Accident Sequence of Unit 2
After the SBO, RCIC of Unit 2 was functioning. However, until about 10:00 on March 14, more than 3 h earlier than the RCIC stop time, the water level of the RPV was decreasing and the pressure of RPV was increasing. It is believed that this trend shows that RCIC was losing its core-cooling capability. At the central control room, operators tried to rapidly depressurize RPV by opening the safety relief valves, and it was only possible after 5 to 6 h because of the delay for preparing batteries. The reason of this delay was the immediate chaos caused by the hydrogen explosion at Unit 3, resulting in much time needed to prepare the large amount of batteries. When the depressurization was initiated by opening the safety valves, the RPV water level was almost half of the core. The water level then reached to the bottom of the core, resulting in the loss of water in the core region.

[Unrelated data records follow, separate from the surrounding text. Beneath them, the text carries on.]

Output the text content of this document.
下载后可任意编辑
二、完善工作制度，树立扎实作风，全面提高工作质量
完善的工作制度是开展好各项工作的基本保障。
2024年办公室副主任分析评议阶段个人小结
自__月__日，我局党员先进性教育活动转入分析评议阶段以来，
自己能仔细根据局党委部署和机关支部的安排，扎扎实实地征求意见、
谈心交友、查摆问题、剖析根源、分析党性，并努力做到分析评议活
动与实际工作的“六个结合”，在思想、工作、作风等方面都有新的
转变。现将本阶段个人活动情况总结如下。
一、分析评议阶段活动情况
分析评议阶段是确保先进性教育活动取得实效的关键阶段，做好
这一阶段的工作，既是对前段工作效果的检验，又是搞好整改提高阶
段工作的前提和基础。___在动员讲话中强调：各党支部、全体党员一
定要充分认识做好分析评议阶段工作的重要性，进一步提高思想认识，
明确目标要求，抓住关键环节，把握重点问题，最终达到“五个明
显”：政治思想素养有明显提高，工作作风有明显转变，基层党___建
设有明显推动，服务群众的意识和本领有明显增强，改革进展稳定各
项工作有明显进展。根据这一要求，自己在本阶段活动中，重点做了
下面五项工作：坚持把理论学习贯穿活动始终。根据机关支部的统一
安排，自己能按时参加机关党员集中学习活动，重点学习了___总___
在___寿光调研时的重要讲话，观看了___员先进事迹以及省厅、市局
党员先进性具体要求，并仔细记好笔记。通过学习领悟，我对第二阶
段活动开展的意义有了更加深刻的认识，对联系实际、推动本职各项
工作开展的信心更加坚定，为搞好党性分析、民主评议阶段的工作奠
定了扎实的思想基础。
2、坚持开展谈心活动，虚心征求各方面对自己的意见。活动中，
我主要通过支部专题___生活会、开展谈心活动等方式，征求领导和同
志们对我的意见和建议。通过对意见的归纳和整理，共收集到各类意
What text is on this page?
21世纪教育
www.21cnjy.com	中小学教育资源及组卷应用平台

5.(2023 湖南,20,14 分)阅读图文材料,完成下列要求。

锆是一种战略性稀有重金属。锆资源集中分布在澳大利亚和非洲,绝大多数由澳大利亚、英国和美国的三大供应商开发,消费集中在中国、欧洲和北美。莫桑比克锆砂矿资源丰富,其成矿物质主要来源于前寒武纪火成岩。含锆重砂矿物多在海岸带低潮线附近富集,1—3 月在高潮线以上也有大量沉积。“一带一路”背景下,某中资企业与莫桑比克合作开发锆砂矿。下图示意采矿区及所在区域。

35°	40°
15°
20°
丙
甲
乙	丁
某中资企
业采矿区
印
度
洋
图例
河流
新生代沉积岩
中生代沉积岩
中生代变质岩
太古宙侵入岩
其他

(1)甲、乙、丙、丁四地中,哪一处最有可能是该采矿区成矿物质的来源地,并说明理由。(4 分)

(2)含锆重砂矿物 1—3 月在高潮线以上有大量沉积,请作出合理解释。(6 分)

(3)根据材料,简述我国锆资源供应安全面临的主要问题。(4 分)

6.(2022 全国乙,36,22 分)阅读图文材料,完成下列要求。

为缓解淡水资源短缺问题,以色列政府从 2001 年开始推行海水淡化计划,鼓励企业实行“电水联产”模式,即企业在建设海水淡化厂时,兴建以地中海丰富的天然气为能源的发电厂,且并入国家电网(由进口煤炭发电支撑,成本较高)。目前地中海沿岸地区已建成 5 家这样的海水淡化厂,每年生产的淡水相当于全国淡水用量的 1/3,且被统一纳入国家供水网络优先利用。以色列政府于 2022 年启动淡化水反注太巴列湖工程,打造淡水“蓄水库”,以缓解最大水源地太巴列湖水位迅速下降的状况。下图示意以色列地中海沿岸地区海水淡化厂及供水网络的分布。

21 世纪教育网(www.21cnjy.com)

As shown in Fig. 3.5, the increase of D/W pressure initiated after about 19:00 on March 14, and it showed almost the same value as the RPV pressure, which indicates the occurrence of the RPV failure. After the RPV pressure and D/W pressure increased with values similar to each other, they remained at the high values of 0.6 to 0.7 MPa for more than 7 h, which is much higher than the design pressure (0.427 MPa). Around this time, FPs in the RPV were released into D/W, which is indicated by the rapidly increased dose rate in D/W (Fig. 3.5). Through the flanges, hatches, airlocks, and penetrations with gaskets degraded by the high temperature and high pressure of the containment, hydrogen and volatile fission products, such as iodine, and cesium, were released to the reactor building, a similar phenomenon as the hydrogen explosion process in Units 1 and 3. It is believed that the opening of the blowout panel on the roof of the reactor building caused by the impact of the hydrogen explosion of Unit 3 prevented the occurrence of the hydrogen explosion of Unit 2.
The pressures of D/W and RPV both rapidly decreased from 0.65 MPa from about 07:00 to 11:00 on March 15. Especially, the pressure of D/W decreased to atmospheric pressure. This rapid decrease indicates that a relatively large failure occurred in D/W. It is therefore shows that a large amount of gases including a high level of radioactive materials in D/W was released into the reactor building in a short period because of the loss of containment leak-tightness. Also, sharp synchronized peaks were observed for both RPV and D/W pressures after the immediate decrease of D/W pressure. RPV pressure decreased and then rapidly increased to 0.65 MPa, which is almost before the rapid decrease, and then it rapidly decreased. The peak value of D/W pressure is about half of the RPV pressure spike, but they are almost synchronized and the shape is similar. This rapid increase and decrease of RPV pressure shows that the large amount of steam was generated in a very short period in RPV, and it was released to the D/W side and then released to reactor building through failure location of D/W. It is considered that the large amount of steam generated was the result of direct contact of core melt relocated to the lower plenum of RPV with the remaining water there. It is assumed that a new rupture of relatively large size was formed at the lower head of the RPV. It should be noted that containment venting was tried three times to depressurize the containment, but all attempts were unsuccessful.